‘Carne en su jugo‘, or meat in its juice
- the ‘jugo‘ (juice) starts with 10 tomatillos (husks removed), 1/2 cup cubed onion, a garlic clove, a few serranos (halved and without seeds unless you like it hot!) and a dash of salt, all simmered in a pot of water until the tomatillos turn browny-green.
- transfer the drained tomatillos and friends to a blender, add 1 cup cilantro, stems removed, and half a cup of the water used for simmering. Blend to a smooth sauce. Salt to taste and reserve.
- bacon is fried until crispy, remove the bacon but keep the fat.
- the carne, 2 lbs of inside round, thinly sliced (‘roulade’ style), is added to the bacon fat and fried until cooked.
- the ‘cambray’ onions for the ‘carne en su jugo‘. The onions are browned in a hot pan, the same one that was earlier used to fry the bacon and then the carne (meat), which builds on all the flavours.
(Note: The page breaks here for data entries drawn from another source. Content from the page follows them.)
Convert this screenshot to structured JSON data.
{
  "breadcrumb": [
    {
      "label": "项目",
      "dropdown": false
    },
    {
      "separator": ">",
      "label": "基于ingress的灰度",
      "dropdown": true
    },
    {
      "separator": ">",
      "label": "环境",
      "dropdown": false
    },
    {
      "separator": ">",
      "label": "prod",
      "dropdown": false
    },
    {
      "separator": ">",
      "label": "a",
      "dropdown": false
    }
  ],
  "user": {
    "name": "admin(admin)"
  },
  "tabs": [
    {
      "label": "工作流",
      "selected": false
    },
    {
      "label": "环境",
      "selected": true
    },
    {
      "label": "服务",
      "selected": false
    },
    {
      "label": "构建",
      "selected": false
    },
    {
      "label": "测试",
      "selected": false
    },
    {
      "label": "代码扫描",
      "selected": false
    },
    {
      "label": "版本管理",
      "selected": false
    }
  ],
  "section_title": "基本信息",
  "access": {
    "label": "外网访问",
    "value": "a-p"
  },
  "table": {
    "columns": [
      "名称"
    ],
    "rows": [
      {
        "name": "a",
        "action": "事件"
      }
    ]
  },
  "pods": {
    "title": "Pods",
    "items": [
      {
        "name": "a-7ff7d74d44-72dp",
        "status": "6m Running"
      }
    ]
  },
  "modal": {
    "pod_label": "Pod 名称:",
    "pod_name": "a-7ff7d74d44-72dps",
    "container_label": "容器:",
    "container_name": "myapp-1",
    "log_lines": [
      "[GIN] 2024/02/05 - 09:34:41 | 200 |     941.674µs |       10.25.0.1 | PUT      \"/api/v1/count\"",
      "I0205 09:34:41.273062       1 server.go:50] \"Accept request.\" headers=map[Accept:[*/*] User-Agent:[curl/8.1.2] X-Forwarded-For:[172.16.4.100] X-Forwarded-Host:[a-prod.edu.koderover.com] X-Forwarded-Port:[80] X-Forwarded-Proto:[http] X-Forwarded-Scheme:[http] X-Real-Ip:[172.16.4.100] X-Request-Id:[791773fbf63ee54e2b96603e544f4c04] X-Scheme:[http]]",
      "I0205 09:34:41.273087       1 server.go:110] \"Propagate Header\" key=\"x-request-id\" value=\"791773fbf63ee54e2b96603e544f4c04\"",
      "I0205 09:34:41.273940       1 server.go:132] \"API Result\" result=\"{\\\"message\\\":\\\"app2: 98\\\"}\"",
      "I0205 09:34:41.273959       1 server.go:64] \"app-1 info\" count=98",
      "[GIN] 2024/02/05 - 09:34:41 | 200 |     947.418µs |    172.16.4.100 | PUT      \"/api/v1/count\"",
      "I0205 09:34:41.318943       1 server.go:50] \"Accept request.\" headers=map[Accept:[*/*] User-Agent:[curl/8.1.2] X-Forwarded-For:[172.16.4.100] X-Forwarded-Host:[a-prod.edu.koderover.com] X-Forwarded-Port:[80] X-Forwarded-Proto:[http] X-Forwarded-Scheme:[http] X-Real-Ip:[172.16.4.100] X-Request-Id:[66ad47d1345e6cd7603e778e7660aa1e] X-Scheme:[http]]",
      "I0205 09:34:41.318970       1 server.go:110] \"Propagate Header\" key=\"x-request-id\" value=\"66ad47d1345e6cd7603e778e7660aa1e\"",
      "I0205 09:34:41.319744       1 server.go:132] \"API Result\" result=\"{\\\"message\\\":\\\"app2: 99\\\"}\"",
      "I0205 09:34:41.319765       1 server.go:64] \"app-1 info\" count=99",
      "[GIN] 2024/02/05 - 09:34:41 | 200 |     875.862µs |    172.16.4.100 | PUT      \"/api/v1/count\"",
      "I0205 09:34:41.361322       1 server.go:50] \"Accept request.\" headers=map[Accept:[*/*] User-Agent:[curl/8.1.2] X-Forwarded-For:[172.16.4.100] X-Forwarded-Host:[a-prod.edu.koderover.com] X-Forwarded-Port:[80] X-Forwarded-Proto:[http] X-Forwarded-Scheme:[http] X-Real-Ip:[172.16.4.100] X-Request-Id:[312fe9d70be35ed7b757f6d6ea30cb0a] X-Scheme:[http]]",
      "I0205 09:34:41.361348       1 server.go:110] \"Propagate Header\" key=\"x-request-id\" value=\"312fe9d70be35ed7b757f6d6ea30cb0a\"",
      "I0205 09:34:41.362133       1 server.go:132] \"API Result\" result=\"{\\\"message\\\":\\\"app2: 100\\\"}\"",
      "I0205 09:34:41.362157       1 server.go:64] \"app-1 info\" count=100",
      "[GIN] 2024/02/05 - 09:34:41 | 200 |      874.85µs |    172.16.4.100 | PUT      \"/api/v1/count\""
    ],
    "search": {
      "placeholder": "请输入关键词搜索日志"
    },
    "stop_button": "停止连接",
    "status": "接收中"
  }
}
Pearl onions are an acceptable substitute if you can’t find ‘cambray’ onions.
- add everything to the pot and simmer 10 minutes.
Frijoles charros, or cowboy beans
- The carne en su jugo was served with Frijoles charros. This dish started with a kilo of flor de mayo beans (or pinto beans as a substitute). They had been slow-cooked with 1/2 cup onion and 2 cloves garlic for several hours.
2 links of sliced chorizo were fried in a very hot pan in 1 Tbsp of oil. Once the chorizo was crispy around the edges, 1/4 cup thinly sliced onion and one Serrano chile were fried..
‘Carne en su jugo‘ and ‘frijoles charros‘ served with sliced radishes on top. Super delicioso, but I was so full I could only try a little. I really regret not bringing along a container so I could take some home. These recipes are tops on my list of dishes to try at home.